WO2 Cross said: "I've recently been asked to prepare some figures looking to advising the Afghans what sort of medical facilities they require as we begin to draw down our involvement here."
Just before Christmas the Prime Minister announced troop levels would be dropped from 9,000 to 3,800 as the Afghan security forces begin to take further responsibility for security in Helmand province. By the end of next year it is intended all UK combat troops will be removed.
But with the current hospital facilities providing some of the best trauma care in the world it's important the Afghans are prepared for carrying on the emergency care their forces and civilians will need in the future.

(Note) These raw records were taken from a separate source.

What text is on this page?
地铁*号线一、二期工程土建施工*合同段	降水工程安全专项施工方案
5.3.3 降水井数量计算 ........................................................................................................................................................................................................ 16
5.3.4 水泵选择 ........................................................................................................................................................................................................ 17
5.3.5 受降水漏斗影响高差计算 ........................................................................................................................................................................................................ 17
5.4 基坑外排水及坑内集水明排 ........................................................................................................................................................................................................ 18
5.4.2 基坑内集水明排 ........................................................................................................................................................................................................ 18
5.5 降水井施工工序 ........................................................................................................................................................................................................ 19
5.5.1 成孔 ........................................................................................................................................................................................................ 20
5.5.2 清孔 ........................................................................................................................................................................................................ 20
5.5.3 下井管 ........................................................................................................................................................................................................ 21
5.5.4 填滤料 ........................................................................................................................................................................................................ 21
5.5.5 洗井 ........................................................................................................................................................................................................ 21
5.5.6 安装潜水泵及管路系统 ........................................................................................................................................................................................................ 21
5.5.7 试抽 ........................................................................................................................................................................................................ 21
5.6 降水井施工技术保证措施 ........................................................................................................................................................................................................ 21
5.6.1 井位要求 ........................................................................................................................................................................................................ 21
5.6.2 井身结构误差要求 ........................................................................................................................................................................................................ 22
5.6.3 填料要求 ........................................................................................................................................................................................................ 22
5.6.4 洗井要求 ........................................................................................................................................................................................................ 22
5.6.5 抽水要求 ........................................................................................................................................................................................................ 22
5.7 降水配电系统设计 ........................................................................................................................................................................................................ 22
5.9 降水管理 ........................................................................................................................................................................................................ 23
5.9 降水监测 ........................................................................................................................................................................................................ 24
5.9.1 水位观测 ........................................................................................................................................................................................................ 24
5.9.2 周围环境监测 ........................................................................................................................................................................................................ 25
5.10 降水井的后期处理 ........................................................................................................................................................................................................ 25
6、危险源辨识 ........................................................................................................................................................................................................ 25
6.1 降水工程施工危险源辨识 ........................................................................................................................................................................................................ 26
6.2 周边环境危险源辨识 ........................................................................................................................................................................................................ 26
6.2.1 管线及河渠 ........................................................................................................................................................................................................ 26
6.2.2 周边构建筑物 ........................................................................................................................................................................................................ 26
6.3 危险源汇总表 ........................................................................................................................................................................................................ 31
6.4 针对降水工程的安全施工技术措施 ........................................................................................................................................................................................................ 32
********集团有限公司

Deployed Medical Director of 243 Field Hospital, Colonel Rob Russell, said the training and mentoring of the Afghan medical services has been a key element of the hospital's work this time. He explained: "It's one of the things we have majored on here in the last three months. We have nurses and doctors over to the medical centre at Shorabak , the Afghan camp next to Bastion twice a week. The previous deployments have done a good job starting it but we've really built on it.
"We are now starting to get some of the [Shorabak's] guys back here to do some further mentoring but it's difficult showing them in the context of what they can do – clearly they don't have advanced technology like CT scanners and won't have for a long time."